For our February Cog Night we were at New Diorama for the press night of Guidelines, a new play from a new company, Conglomerate. Michael’s written some words about it.
Guidelines at New Diorama
This show is a modern horror story, a grim fairytale about the evils of social media and its pernicious grip on our being.
There were even dark forces at play.
Like all the best horror, the violence and harm is never actually shown. It is held within us, triggered in our imagination. Implicit and whispered in recessed alcoves but never spoken out loud.
There’s a frog. A frog in the forest. A frog in the forest born with eyes in its mouth. A frog in the forest born with eyes in its mouth, forced to look at life through its open mouth.

“I’m worried about you”
We sit in the dark, listening to a voice note, from a mother. We hear the emotional strain in her voice. She is masking her fear. Fear that she doesn’t understand her daughter or the world she exists within, scared that a misplaced word with drive her further into the abyss of the device she spends so long staring into. Have you seen that video of the girls in the forest? Please don’t look at it.
Two smartly-dressed women burst into the space, annunciating corporate-speak, close into microphones, addressing the audience, making eye-contact, slickly extolling the virtues of their online platform. They talk of inclusion, of community, of support and of trust. Consent is simple, Just tick this box to agree. They explain the ‘guidelines’. You may not post anything that could harm others, glamourise eating disorders, incite terrorism… unless, of course, it is framed in a positive way to help our community.

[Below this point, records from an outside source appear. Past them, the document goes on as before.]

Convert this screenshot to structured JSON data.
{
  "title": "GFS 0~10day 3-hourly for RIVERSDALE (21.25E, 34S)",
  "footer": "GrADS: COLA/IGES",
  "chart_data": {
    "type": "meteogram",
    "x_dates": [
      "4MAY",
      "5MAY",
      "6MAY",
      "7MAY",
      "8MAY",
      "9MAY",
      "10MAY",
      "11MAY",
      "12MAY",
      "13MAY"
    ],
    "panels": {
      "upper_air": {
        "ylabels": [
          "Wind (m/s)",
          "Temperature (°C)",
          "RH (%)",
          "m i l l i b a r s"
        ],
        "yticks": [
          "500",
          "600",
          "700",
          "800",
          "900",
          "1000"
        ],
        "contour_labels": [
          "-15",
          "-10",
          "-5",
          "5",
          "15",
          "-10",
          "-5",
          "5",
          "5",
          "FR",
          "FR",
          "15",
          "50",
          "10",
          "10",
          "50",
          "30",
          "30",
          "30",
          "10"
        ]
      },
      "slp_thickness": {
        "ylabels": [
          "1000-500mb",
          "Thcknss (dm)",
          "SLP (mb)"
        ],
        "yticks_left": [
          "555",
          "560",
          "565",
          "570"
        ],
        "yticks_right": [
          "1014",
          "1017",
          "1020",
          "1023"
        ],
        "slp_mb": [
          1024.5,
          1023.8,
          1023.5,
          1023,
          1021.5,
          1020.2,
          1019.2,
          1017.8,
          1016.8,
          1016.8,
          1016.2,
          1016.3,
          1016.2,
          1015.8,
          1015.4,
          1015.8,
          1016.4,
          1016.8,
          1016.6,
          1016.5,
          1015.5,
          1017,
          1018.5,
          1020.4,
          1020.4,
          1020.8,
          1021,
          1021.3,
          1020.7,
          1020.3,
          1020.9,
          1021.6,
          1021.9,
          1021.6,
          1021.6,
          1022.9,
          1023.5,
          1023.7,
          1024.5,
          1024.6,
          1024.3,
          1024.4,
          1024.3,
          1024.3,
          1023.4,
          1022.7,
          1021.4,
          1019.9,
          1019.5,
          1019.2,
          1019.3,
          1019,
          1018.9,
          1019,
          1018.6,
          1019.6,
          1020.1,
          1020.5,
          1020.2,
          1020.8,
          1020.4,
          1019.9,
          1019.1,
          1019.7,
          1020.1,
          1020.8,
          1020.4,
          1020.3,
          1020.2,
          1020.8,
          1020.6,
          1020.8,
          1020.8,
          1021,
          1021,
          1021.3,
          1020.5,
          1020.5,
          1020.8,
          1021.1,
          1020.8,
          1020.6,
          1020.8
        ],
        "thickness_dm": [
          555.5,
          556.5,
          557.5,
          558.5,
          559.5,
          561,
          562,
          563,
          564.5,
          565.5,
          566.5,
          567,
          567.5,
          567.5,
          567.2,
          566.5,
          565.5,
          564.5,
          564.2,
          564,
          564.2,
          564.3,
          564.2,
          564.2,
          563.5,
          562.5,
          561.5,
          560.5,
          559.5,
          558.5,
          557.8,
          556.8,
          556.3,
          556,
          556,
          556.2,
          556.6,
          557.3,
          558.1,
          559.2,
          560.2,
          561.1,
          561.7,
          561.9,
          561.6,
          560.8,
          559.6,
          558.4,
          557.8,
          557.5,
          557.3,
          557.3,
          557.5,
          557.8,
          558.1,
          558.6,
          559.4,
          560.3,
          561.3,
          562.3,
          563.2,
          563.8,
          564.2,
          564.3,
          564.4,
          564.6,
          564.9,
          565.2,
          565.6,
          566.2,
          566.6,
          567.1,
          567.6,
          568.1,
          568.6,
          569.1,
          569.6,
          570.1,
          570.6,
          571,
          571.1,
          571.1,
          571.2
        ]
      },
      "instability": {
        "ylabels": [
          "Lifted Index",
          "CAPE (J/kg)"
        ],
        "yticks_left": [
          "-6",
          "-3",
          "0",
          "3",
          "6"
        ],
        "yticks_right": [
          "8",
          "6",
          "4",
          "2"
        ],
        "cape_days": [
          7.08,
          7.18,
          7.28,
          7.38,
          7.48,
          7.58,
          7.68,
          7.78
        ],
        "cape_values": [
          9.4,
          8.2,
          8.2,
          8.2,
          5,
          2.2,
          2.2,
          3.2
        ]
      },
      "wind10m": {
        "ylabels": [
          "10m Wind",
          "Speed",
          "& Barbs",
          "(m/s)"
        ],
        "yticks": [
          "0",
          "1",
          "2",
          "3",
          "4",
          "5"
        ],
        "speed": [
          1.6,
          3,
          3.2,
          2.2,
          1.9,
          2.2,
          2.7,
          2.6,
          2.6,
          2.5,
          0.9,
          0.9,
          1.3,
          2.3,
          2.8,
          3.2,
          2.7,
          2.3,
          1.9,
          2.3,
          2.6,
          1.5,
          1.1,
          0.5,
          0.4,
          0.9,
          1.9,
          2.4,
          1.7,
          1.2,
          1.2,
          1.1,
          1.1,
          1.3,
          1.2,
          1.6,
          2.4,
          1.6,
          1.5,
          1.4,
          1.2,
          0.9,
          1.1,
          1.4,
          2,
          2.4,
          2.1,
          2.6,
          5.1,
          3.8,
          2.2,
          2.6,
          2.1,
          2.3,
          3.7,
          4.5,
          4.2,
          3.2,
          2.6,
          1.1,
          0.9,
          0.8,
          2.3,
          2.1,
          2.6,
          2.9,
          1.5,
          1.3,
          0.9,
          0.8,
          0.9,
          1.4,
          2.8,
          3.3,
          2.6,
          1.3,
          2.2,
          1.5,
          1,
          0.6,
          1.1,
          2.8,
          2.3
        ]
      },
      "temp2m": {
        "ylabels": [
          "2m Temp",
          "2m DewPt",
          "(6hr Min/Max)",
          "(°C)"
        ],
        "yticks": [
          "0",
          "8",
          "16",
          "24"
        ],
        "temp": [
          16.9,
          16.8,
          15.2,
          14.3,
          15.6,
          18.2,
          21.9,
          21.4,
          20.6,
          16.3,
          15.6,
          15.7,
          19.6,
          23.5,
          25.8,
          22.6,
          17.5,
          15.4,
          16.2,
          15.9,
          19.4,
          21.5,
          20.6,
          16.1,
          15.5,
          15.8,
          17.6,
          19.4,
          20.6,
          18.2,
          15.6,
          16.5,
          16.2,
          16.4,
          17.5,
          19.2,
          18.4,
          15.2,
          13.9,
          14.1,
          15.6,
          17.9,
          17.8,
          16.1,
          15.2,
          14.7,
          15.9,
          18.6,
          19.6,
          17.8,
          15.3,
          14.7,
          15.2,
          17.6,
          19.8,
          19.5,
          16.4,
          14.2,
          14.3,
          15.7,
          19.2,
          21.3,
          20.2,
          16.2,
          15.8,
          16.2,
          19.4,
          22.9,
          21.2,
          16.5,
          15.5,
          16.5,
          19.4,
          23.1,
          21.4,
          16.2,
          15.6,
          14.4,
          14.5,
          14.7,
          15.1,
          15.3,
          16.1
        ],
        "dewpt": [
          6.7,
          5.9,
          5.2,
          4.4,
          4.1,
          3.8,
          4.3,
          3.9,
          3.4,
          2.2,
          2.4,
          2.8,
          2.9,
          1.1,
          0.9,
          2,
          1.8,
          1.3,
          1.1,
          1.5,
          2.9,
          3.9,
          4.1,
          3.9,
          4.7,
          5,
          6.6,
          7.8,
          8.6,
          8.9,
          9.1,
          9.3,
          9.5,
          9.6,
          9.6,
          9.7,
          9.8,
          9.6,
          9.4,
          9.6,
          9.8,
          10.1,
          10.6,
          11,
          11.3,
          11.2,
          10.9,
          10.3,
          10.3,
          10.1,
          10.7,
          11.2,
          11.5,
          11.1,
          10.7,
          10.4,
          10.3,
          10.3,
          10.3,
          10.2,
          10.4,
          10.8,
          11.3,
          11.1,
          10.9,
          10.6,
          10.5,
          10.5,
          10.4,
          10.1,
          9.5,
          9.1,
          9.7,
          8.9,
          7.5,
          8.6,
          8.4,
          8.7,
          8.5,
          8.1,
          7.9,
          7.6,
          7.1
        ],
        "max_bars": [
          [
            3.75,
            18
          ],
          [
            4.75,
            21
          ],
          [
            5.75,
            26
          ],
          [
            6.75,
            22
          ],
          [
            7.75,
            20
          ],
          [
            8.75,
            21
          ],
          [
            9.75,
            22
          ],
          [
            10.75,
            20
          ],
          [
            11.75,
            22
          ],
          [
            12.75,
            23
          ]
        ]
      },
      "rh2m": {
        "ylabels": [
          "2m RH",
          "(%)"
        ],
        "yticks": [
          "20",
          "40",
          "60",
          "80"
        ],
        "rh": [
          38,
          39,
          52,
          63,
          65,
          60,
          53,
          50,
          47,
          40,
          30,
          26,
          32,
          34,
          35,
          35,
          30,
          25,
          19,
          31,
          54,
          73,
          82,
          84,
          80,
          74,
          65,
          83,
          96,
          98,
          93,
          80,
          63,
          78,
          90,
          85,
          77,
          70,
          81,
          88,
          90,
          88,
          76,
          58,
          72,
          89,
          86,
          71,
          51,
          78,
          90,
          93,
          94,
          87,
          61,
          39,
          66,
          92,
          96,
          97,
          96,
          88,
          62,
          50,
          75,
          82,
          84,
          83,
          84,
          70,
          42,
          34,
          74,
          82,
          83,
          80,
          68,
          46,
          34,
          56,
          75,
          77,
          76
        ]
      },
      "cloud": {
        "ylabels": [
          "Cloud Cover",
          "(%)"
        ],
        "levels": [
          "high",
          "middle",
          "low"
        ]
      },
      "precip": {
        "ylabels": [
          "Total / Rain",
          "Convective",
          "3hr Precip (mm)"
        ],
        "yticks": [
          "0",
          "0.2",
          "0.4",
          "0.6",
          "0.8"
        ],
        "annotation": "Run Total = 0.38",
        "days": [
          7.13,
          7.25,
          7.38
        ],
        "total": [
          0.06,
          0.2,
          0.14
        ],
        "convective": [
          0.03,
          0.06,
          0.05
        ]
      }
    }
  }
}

We are here to help and inspire our community. We don’t talk about the video of the girls in the forest.
Two girls share dance routines and a Babybel. They dare each other to eat the outer case. It must be safe, it feels wrong that ‘they’ would let something harmful come into contact with food. The girls recall the online-safety talk at school. It was so lame, ‘they’ just don’t understand anything.
Two girls sit together on a patch of grass, close to a forest. They discuss that online video of the girls in the forest. One is repulsed and couldn’t watch beyond that moment, you know, the point where she did that thing with the cup, that was filled with… The other is intrigued by it, enthralled, beguiled, even affirmed by it. She does think she could smash someone’s head in with a rock.
Two girls in period dress, maybe it’s the 17th Century, discover an illuminated presence in the forest. It’s forbidden fruit, it’s Pandora’s box, it’s whatever the modern equivalent must be: the internet.

Alex and Aoife at New Diorama, either side of the Guidelines poster.
I’ve never seen a bad show at New Diorama. This was one of the best.
Brilliantly staged with a minimal set (of mostly school gym ropes, a square of grass and some draped gold cloth) the lighting and impeccable sound design brought the unsettling atmosphere, drew you in and doom-scrolled you between moving images.
Performers Rachel Leah-Hosker and Alex McCauley were brilliant in their many guises.
It’s the first production from Conglomerate (Pip Williams and James Nash). I will definitely be following them online to see what comes next.